Dmitry Rybolovlev has been a busy man lately. He is in the middle of a bitter divorce that could cost him more than $6 billion (when finalized it will be the world’s costliest divorce), but he has still found the time and funds to buy a struggling AS Monaco soccer team and, it turns out, the most expensive home in the history of Manhattan real estate. Well-connected sources have confirmed to The Observer that the mystery Russian chemist behind the sale of Sandy Weill’s $88 million penthouse at 15 Central Park West is indeed Mr. Rybolovlev.
The flaxen-haired Russian originally trained in medicine but began buying industrial concerns in the early 1990s during Russia’s wildly unregulated privatization period.
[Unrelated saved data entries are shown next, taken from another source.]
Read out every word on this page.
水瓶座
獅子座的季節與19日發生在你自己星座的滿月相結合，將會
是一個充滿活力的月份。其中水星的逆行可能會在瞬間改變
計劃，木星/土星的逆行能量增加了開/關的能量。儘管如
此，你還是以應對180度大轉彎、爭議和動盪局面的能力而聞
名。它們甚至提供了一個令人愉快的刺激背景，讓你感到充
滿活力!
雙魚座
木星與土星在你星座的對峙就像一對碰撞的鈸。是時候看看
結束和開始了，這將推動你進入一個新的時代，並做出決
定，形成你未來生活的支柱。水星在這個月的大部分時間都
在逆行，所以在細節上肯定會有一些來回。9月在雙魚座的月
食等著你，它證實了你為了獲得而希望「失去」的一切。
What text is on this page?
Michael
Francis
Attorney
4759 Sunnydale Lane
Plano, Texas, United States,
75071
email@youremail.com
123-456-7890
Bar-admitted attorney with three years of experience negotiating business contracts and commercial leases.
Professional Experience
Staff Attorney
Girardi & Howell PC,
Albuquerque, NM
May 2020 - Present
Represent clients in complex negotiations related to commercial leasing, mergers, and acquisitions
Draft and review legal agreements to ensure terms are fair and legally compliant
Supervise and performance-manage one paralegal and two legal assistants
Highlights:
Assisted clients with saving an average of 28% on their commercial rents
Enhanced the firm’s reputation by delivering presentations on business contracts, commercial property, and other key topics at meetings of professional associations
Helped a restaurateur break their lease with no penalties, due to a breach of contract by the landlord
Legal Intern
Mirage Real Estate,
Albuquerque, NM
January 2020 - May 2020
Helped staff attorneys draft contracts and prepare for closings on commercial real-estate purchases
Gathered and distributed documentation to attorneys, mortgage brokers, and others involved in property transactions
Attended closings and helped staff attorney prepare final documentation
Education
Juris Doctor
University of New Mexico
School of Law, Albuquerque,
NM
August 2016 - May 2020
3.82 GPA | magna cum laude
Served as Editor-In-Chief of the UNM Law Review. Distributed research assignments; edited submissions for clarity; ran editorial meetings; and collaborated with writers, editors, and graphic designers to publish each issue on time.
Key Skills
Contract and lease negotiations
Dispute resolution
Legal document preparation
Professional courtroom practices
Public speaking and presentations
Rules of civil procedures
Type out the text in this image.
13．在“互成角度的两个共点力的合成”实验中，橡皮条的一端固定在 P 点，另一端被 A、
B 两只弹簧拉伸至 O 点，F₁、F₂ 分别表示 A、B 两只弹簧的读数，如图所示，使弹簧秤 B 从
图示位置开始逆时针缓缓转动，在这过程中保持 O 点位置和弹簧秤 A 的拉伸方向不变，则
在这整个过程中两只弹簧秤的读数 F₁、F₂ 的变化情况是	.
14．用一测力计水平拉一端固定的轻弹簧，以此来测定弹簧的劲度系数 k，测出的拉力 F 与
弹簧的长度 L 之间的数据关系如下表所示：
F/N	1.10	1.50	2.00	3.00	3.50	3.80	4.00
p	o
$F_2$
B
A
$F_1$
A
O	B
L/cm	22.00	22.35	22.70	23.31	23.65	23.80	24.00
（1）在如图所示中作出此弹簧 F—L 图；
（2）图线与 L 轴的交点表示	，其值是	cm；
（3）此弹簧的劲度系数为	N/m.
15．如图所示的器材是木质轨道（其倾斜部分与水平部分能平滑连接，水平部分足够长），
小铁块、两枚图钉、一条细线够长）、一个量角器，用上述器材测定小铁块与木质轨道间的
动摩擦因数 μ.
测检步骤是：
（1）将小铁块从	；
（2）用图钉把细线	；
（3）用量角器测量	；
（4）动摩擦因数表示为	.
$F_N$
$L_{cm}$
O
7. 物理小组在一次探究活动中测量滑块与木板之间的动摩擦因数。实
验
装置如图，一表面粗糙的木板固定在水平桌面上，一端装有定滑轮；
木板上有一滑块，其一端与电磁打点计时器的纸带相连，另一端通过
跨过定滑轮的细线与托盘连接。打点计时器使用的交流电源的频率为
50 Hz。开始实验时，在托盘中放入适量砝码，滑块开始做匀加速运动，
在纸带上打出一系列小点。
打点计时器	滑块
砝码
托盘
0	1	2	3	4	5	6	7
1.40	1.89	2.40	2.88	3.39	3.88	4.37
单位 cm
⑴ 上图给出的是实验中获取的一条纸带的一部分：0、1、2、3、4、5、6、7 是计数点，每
Ultimately running one of the country’s largest potash fertilizer concerns, Uralkali, Mr. Rybolovev began to establish his formidable fortune. In 1996 he was accused of murdering a fellow businessman and spent close to a year in prison.
Ultimately acquitted for lack of evidence, Mr. Rybolovlev went on to quietly corner the potassium fertilizer market in Russia, raking in bundles of rubles for his efforts. As of March this year, Mr. Rybolovlev was the 93rd richest person in the world with a net worth around $9.5 billion. Were he to move in full-time, that would make him the fifth richest New Yorker, behind David Koch, Mayor Bloomberg, John Paulson and Ronald Perlman. Should his basketball-loving comrade Mikhail Prokhorov finally buy a place here, that would knock Mr. Rybolovlev down to sixth place.